Вчерашний вечер ускользал, не давая поймать себя… Так и не вспомнив, досадливо махнул головой и перевел взгляд ниже.
Там имелась большая фотография. Не секретной лаборатории, конечно, а передовиков – шахтеров.
На фотографии из шахты вылезали герои-ударники. Шахтеры несколько вымученно улыбались. Зубы у них сверкали, как у обожаемых большевистскими политическими пропагандистами негров, плечи ширились нерастраченной силой. При всем при том были они чистыми, словно работали не с углем, а со снегом или же где-то в недрах земных прятали хорошую баню.
Он улыбнулся детскому простодушию пропагандистов.
Ниже заметки про шахтеров колонкой из девяти абзацев мир стремился поделиться с ним своими бедами.
В Эфиопии итальянцы резали негров. На Дальнем Востоке китайцы и японцы делили что-то между собой и в дележке отчего-то принимали участие американские канонерки.
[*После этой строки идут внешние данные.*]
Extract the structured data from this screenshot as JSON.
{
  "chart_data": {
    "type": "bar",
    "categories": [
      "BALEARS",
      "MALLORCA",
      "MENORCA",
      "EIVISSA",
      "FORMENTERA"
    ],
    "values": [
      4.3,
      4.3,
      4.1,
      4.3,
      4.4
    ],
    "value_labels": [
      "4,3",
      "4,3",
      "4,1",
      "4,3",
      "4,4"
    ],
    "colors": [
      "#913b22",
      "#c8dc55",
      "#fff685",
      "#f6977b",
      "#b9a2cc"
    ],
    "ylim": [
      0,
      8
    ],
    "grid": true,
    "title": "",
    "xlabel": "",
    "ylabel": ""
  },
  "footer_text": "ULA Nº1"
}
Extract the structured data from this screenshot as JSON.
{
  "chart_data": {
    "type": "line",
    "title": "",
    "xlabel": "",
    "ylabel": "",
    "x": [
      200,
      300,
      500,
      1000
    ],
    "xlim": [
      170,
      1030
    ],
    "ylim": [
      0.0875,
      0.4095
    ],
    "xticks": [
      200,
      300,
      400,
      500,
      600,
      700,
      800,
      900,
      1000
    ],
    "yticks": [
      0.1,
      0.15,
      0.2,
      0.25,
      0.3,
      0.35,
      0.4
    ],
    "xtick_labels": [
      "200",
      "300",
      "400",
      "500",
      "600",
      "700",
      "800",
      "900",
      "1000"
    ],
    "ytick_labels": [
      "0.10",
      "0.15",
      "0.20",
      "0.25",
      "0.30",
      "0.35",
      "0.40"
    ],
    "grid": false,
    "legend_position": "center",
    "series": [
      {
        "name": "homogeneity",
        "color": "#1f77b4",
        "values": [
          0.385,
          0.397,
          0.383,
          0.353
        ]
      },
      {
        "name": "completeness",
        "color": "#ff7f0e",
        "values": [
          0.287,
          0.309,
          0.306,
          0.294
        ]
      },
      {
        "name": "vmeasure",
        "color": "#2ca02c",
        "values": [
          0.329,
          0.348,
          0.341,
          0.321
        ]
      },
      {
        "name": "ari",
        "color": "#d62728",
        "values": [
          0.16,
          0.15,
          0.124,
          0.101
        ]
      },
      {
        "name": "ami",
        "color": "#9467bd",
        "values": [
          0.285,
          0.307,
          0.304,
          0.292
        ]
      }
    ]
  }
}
На КВЖД опять провокации… Что в русских, что в своих, немецких, газетах одно и то же…
Взгляд сквозь окно улетел к качающимся на ветру ветвям.
Мысли его были просты – о будущем.
Тут и не поймешь уже, что лучше – то ли безрадостная бедность европейского захолустья, а Германия, чего уж там скрывать, и стала таким вот захолустьем, то ли строительство новой Империи. По здравому рассуждению следовало уехать в САСШ, там-то уж… Но отчего-то душа не принимала такого решения. Ах, Россия, Россия… Приворожила она его, что ли?
Конечно, чем рано или поздно заканчивается строительство Империй, он знал. Империя развивается, ей становится тесно в отведенных Всевышним границах, и те начинают потрескивать. Сперва тихо, затем погромче, а потом получается то, после чего все хватаются за головы – «Как же это мы все просмотрели?».